DBMS - September 1998
DBMS Online: Data Warehouse Architect By Ralph Kimball

Help for Hierarchies

Helper tables handle dimensions with complex hierarchies


In last month's column, I talked about the difficult modeling situation in which one dimension you want to attach to a fact table takes on multiple values for each fact table record. The most vexing aspect of the problem was that you often don't know how many values the dimension takes on until you see the data itself. The example I discussed was from the healthcare industry where one patient could have multiple diagnoses. The solution to last month's problem was to create a special helper table between the fact table and the dimension table. This helper table created a many-to-many link between the fact table and the dimension table. As a purist star-join dimensional designer, I like to avoid such situations, but there are a few compelling circumstances, such as the multiple-diagnosis example, where the physical world demands modeling a many-to-many relationship between a fact table and a dimension table.

This month I'll tackle another real-world modeling situation where the solution will turn out to be another helper table between the fact table and the dimension table. In this case, however, it is not because of a many-to-many relationship. This time the dimension has a complex hierarchical structure of variable depth, and I want to navigate this structure with my dimensional model and standard SQL.

Consider the simple business situation shown in Figure 1 You can imagine that the fact table represents the revenue from consulting services that a fictitious company called Big Nine Consultants sells to various corporate clients. The grain of the fact table is the line item on each consulting invoice sent to one of the corporate clients. The fact table has a straightforward set of dimensions, including:

I call the Invoice Number degenerate because when you try to make a normal dimension from this key, you discover that you have already used all the interesting information in the other dimensions that might otherwise have been stored with this key. This result is characteristic of dimensional models. Very often the invoice number, or the bill of lading number, or the ticket number, is a degenerate dimension.

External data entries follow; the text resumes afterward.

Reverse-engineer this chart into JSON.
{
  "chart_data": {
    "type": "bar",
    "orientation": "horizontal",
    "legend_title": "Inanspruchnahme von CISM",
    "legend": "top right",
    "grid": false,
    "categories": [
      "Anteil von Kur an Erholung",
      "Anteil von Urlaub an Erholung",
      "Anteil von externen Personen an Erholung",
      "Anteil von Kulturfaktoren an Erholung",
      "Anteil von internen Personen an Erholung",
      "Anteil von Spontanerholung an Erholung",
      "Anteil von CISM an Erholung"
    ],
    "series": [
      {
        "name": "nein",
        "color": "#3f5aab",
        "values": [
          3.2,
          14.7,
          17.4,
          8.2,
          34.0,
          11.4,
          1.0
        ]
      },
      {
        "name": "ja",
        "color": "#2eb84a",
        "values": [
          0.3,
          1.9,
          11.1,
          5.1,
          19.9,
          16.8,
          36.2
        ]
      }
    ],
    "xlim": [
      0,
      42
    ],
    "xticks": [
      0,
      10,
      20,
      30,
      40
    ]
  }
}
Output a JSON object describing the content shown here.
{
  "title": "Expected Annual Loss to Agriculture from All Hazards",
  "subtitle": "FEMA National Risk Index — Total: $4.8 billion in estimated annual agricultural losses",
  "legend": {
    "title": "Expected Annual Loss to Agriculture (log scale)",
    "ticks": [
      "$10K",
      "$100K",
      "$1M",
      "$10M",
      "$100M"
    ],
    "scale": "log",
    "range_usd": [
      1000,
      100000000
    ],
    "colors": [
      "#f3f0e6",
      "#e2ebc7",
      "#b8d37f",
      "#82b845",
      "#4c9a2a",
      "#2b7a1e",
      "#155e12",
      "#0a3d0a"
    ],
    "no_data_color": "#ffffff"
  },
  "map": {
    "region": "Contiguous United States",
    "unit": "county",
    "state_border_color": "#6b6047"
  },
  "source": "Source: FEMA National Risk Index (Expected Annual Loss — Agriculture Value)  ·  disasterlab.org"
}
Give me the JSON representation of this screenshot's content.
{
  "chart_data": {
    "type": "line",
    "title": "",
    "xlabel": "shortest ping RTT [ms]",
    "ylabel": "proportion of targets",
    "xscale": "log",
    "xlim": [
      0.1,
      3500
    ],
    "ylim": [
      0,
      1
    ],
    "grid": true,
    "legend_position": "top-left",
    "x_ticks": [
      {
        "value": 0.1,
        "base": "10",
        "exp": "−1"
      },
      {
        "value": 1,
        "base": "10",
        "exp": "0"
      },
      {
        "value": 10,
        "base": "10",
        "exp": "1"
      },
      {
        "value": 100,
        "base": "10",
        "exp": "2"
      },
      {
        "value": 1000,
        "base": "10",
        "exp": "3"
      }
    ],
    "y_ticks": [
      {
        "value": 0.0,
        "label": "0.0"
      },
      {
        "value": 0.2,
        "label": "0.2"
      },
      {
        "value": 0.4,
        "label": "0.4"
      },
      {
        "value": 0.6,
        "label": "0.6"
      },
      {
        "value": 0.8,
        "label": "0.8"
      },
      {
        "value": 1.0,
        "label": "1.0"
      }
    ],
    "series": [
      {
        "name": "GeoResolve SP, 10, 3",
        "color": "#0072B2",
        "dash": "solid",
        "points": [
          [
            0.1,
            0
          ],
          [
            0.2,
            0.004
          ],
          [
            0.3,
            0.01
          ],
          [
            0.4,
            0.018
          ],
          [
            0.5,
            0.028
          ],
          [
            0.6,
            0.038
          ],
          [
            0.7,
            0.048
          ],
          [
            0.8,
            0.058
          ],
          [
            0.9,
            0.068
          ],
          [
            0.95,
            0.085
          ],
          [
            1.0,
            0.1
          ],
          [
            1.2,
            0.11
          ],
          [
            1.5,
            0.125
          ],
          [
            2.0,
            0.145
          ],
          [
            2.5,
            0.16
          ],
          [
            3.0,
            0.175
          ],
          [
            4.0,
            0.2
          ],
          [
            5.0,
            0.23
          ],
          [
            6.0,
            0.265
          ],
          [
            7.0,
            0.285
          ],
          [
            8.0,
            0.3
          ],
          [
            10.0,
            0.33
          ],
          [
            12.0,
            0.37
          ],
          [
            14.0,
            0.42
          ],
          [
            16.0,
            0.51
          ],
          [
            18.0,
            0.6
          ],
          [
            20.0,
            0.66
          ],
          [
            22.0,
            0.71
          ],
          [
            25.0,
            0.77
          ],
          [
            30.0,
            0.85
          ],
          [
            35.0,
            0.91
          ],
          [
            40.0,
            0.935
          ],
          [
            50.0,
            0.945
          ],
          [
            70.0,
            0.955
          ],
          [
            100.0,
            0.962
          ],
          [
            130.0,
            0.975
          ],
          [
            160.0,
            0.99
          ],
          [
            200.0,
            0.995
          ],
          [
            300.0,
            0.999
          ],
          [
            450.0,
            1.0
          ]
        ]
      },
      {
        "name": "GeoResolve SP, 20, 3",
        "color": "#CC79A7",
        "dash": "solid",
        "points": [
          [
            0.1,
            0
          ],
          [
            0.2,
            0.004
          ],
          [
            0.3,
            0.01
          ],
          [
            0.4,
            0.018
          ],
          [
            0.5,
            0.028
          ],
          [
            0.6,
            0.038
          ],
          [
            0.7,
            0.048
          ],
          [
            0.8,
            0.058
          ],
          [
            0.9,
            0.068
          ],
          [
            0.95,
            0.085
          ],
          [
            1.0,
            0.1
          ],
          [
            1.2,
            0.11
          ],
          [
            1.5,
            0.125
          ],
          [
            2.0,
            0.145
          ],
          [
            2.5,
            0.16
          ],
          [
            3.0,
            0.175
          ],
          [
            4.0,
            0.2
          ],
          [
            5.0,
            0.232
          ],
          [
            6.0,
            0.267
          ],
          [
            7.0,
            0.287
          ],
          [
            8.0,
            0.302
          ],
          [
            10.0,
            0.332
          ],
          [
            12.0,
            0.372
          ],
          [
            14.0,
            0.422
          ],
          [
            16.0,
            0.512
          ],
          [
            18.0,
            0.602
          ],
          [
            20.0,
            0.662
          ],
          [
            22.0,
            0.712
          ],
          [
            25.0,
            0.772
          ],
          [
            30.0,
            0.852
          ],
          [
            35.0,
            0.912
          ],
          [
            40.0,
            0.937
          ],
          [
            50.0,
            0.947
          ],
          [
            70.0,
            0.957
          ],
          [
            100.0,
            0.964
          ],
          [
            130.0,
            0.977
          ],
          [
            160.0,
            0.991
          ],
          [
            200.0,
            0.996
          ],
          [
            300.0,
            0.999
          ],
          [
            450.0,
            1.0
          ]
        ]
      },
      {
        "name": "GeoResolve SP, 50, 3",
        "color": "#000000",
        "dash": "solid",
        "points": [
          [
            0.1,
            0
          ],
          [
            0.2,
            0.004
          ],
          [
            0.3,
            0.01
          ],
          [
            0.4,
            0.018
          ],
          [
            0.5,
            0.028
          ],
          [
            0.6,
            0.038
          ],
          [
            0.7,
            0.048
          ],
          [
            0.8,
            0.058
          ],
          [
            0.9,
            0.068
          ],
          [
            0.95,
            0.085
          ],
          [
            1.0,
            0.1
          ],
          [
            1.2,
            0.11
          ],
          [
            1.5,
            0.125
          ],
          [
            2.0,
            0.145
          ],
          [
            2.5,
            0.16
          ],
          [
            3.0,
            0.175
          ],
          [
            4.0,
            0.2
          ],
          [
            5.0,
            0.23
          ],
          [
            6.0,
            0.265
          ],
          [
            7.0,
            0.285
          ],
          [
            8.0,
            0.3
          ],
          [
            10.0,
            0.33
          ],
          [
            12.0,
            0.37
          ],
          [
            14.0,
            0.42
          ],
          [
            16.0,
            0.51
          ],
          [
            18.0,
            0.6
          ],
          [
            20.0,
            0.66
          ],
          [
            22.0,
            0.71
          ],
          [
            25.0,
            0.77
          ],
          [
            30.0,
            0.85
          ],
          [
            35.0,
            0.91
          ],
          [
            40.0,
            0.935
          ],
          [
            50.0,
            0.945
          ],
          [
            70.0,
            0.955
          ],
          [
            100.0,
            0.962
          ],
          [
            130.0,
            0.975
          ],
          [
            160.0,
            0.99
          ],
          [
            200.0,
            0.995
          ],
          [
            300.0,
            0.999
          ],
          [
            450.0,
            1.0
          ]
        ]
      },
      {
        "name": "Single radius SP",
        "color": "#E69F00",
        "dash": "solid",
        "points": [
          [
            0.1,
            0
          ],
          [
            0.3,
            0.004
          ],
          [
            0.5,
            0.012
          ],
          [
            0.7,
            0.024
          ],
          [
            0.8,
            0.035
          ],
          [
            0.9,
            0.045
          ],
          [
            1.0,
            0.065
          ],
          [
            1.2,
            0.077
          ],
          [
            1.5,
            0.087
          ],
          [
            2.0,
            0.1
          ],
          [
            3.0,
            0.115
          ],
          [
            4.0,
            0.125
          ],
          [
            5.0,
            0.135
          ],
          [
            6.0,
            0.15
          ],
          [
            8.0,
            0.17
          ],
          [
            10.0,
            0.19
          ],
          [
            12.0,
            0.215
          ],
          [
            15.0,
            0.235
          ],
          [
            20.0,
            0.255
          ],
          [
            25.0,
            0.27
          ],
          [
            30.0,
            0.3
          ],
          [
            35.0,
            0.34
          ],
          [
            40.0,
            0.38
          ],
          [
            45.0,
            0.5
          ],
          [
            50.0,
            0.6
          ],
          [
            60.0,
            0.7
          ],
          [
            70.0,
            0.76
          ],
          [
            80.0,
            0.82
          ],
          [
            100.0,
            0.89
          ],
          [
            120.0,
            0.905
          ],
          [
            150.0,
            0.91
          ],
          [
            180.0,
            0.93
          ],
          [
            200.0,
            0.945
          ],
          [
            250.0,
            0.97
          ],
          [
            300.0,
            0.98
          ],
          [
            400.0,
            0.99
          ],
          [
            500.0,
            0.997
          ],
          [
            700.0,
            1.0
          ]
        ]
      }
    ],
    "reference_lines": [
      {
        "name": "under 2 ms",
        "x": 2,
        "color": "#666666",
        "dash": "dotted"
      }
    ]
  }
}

You want these keys in the design because they are the basis for grouping line items on a particular invoice or ticket, but you don't need to bother creating a dimension when there are no attributes for such keys.

In Figure 1, the main attention is focused on the Customer dimension, which I have shown in detail. With this schema design you can run all sorts of interesting queries by constraining and grouping various attributes in the Customer dimension. You can add up consulting revenue and hours billed for any configuration of Customer. The Customer table joins directly to the fact table.

Perhaps, as you are working on the design of this consulting invoices data mart, a user interview participant points out that the consulting services for the largest and most complex customers are sold at several different organizational levels. This user would like to create reports that show total consulting sold not only to individual departments, but also to divisions, subsidiaries, and overall enterprises; the report still must correctly add up the separate consulting revenues for each organization structure. Figure 2, shows a simple organizational structure, where each node in the tree is a Customer consulting services are sold to.

Figure 1 does not contain any information about how these separate Customers relate to each other. A simple computer science approach to storing such information would add a Parent Key field to the Customer dimension. The Parent Key field would be a recursive pointer that would contain the proper key value for the parent of any given customer. A special null value would be required for the topmost Customer in any given overall enterprise. Although this simple recursive pointer lets you represent an arbitrary organizational tree structure of any depth, there is a killer problem that defeats its use in your data warehouse.

The problem is that you cannot use the recursive pointer with SQL to join the dimension table with the fact table and add up the consulting revenues or hours for a set of organizations, as in Figure 2. NSI-standard SQL makes no attempt to deal with recursive pointers, and even such facilities as Oracle's CONNECT BY do not let you use a join in the same SQL statement as CONNECT BY. Thus in Oracle, although you can enumerate an organizational hierarchy defined via a recursive pointer field in a dimension table, you cannot add anything up by joining that dimension table to a fact table.

Instead of using a recursive pointer, you can solve this modeling problem by inserting a helper table between the dimension table and the fact table, as shown in Figure 3. Amazingly enough, you don't have to make any changes to either the dimension table or the fact table; you just rip the join apart and insert the helper table.

The helper table contains one record for each separate path from each node in the organization tree to itself and to every node below it. There are, then, more records in the helper table than there are nodes in the tree. In Figure 3 we need a total of 43 records in the helper table. See if you can work this out.

Each record in the helper table contains the fields:

If you are descending the tree from certain selected parents to various subsidiaries, you join the dimension table to the helper table and the helper table to the fact table with the joins as shown in Figure 3. The Depth From Parent field counts how many levels the subsidiary is below the parent. The Lowest Flag field is True only if the subsidiary has no further nodes beneath it. The Topmost Flag field is True only if the parent has no further nodes above it.

The beauty of this design is that you can place any normal dimensional constraint against the Customer dimension table and the helper table will cause all the fact table records for the directly constrained customers plus all their subsidiaries to be correctly summarized. In other words, you can use your standard relational databases and your standard query tools to analyze the hierarchical structure.

If the field Depth From Parent is equal to one, then only the immediate subsidiaries of the directly constrained customers will be summarized. If the Lowest Flag is True, then only the lowest subsidiaries of the directly constrained customers will be summarized.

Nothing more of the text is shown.